The study shows as expected the superior performance of the nonlinear flow model over the
linear model system. However, it also shows, that the RIX (Ruggedness Index) correction [3} can
correct the linear results to error levels comparable to those of CFD. The RIX correction is
found, however, to be rather sensitive to the height above ground often making its application
difficult in practice. Also, half of the sites in this study have only two mast locations, making a
site specific delta-RIX calibration impossible. The linear model setup with the addition of a
simple terrain slope limiting method (“land-filling”) was found to statistically give results at
levels comparable to the CFD for heights above approximately 30m, and without much
sensitivity to measuring/prediction height. This setup gives promise for a fast and accurate
resource estimation, to be used alongside CFD calculations, at site settings most relevant for
wind energy development in very complex high-relief terrain. Further work is needed to refine
the slope limiting method. For the latter method, while it is appearing to be very promising, it
must be kept in mind that the cases considered here are exclusively very well exposed ridges
and summits and that the nonlinear CFD model has a wider range of applicability and may
provide more relevant siting parameters than the simplified models. We must also keep in mind
that a (possibly not insignificant) part of the apparent prediction errors may be due to e.g.
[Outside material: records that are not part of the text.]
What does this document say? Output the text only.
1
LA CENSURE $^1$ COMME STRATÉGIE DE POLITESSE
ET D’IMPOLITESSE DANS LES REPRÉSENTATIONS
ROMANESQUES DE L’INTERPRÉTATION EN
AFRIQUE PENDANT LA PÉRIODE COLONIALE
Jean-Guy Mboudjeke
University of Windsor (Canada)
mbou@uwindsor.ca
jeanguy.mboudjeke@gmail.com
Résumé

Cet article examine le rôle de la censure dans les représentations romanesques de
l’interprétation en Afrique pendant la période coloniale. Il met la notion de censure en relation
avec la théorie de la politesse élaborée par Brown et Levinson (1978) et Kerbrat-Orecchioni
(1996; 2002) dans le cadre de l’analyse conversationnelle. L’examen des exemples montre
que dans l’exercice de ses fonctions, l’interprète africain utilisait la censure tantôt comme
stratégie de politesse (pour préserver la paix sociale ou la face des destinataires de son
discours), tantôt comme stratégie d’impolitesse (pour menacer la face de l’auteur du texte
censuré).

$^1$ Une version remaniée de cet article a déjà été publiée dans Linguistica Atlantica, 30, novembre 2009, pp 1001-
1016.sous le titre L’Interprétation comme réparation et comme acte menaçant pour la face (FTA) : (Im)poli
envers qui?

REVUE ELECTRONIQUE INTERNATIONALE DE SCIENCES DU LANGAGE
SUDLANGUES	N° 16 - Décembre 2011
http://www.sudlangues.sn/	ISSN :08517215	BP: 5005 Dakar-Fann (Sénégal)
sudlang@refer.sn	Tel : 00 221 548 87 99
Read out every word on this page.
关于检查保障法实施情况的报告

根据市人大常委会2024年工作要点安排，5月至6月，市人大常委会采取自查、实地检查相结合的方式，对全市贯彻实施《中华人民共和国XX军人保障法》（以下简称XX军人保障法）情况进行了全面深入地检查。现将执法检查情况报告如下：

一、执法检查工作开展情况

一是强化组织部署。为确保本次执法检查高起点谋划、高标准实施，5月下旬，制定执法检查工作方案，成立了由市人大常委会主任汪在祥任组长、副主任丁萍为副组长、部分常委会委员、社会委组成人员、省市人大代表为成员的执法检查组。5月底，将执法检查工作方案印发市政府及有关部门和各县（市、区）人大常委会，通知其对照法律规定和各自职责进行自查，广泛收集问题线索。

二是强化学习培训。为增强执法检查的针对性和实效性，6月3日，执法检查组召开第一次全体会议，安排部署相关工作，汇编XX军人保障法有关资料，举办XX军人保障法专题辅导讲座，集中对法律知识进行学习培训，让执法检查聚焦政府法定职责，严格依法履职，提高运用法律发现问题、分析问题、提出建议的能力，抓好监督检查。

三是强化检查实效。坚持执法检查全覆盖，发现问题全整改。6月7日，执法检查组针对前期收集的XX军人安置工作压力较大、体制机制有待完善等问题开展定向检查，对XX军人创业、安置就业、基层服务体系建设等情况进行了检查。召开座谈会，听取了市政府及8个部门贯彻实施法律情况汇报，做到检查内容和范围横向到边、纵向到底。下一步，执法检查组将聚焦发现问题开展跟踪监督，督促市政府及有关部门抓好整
speed measuring errors, direction alignment errors, inaccuracies in maps, heights and mast
locations etc. In addition some of the locations are forested and neither of the models include
at present specific automatic provisions for this (e.g displacement), this makes the model errors
especially at the lower levels larger and more uncertain.

Learning objectives
Real world error estimates of wind resource assessment on the microscale by extrapolation from observed data
in very complex high-relief terrain.
Relative skill of simple linearized models with models with more complete physics included.

[1] Bechmann, A., J: Johansen and N.N. Sørensen, 2007. “ The Bolund Experiment – Design
of Measurement Campaign using CFD” Risø-R-1623(EN). ISBN 978-87-550-3638-3. Risø National Laboratory, Roskilde. 19pp.
[2] Troen, I. and E.L.Petersen, 1989. “European Wind Atlas”, ISBN 87-550-1482-8, Risø National
Laboratory, Roskilde. 656 pp.
[3] A.J.Bowen, A.J. and N.G. Mortensen, 2004. “ WAsP prediction errors due to site orography”.
Risø-R-995(EN). Risø National Laboratory, Roskilde. 65 pp.